En septième lieu, M. A… se prévaut de l’ancienneté de son séjour, de son insertion professionnelle et de son insertion sociale en France. Toutefois, il ressort des pièces du dossier qu’entré irrégulièrement en France, M. A… s’y est maintenu sans être titulaire d’un titre de séjour jusqu’en 2023. Il n’apporte pas de preuve de présence en France avant 2017. Sans charge de famille sur le territoire français, il n’est pas dépourvu d’attaches dans son pays d’origine où réside son épouse et sa mère et où il a lui-même vécu, au moins, jusqu’à l’âge de vingt-quatre ans. S’il a travaillé en qualité d’ouvrier de 2019 à 2022, il n’occupait un emploi de poseur de revêtements de sols que depuis septembre 2023, soit un an et un mois à la date de l’arrêté contesté. Dans ces conditions, en refusant de délivrer un titre de séjour à M. A… et en l’obligeant à quitter le territoire français, le préfet du Val-d’Oise n’a pas entaché les décisions contestées d’une erreur manifeste d’appréciation quant à leurs conséquences sur sa situation personnelle.
En dernier lieu, il ressort de ce qui vient d’être dit que M. A… n’établit pas que le refus de titre de séjour et l’obligation de quitter le territoire français seraient entachés d’illégalité.

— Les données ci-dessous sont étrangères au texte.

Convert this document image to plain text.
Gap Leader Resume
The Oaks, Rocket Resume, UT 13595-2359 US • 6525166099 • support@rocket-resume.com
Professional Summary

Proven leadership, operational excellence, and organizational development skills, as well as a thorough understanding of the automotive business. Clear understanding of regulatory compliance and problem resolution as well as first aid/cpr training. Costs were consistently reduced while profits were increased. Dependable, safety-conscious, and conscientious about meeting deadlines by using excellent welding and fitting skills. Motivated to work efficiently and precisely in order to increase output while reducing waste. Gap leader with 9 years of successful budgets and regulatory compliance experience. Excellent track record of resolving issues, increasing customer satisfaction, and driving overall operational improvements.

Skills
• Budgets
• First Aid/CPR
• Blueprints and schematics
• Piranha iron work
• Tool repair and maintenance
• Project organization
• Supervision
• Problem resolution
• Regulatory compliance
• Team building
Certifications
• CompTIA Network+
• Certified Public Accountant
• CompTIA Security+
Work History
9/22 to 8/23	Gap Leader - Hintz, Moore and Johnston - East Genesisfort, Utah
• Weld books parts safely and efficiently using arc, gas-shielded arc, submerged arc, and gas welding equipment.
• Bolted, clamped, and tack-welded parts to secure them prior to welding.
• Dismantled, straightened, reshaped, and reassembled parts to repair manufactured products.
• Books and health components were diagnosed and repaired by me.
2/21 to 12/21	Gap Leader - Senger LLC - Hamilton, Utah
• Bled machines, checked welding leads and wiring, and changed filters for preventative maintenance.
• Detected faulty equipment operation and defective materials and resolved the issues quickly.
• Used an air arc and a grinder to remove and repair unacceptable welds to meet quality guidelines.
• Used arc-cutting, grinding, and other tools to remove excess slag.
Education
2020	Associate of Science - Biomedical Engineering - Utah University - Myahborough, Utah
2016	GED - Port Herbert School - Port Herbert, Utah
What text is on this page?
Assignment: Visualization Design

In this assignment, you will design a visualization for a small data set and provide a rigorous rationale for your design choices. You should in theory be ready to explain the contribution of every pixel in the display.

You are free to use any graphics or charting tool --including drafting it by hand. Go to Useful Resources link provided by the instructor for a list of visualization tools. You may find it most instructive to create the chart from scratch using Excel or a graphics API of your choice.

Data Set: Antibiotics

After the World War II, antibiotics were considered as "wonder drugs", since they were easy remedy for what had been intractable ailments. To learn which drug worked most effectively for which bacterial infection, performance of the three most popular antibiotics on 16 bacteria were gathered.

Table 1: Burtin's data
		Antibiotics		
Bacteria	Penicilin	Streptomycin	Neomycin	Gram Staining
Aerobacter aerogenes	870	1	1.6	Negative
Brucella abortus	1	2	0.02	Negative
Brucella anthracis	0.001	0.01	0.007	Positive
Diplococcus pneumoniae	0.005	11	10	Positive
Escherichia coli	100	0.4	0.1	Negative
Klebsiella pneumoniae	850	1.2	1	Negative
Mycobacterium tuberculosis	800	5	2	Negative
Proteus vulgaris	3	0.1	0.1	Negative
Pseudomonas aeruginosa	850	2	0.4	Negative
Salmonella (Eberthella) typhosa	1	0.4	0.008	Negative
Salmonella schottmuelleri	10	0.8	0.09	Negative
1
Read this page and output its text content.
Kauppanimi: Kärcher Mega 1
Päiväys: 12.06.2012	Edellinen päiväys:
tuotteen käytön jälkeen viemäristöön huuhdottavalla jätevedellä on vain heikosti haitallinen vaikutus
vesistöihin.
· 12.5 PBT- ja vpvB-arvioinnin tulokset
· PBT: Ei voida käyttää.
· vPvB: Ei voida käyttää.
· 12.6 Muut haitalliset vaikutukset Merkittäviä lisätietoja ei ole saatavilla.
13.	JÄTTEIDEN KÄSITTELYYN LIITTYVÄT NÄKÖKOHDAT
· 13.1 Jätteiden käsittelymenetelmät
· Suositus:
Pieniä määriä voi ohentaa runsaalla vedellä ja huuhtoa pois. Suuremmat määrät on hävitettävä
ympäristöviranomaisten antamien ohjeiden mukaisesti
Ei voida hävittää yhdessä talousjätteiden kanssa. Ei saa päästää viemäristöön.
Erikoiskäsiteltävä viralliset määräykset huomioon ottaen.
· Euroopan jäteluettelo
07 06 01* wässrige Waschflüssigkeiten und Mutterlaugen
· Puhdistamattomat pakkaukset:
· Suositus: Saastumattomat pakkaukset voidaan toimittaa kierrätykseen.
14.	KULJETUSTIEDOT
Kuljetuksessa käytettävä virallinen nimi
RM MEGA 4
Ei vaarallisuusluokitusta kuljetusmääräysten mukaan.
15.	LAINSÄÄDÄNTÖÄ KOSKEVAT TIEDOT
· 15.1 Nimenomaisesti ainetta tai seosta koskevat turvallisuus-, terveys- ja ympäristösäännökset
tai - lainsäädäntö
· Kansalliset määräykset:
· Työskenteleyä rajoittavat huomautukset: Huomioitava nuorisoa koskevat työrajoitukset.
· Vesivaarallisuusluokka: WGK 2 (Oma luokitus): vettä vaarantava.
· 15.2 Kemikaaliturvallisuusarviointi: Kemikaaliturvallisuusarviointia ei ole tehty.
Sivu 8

Par suite, il n’est pas fondé à soutenir que la décision fixant le pays de renvoi devrait être annulée par voie de conséquence de l’annulation de ces deux décisions.
Il résulte de ce qui précède que la requête d’appel de M. A… est manifestement dépourvue de fondement et peut être rejetée, selon la procédure prévue au dernier alinéa de l’article R. 222-1 du code de justice administrative, y compris ses conclusions à fin d’injonction sous astreinte et celles tendant à ce qu’il soit fait application des dispositions de l’article L. 761-1 du code de justice administrative.
O R D O N N E :
Article 1er : La requête de M. A… est rejetée.
Article 2 : La présente ordonnance sera notifiée à M. D… A….
Fait à Versailles, le 9 décembre 2025.
Le magistrat désigné,
G. Camenen
La République mande et ordonne au ministre de l’intérieur en ce qui le concerne ou à tous commissaires de justice à ce requis en ce qui concerne les voies de droit commun, contre les parties privées, de pourvoir à l’exécution de la présente décision.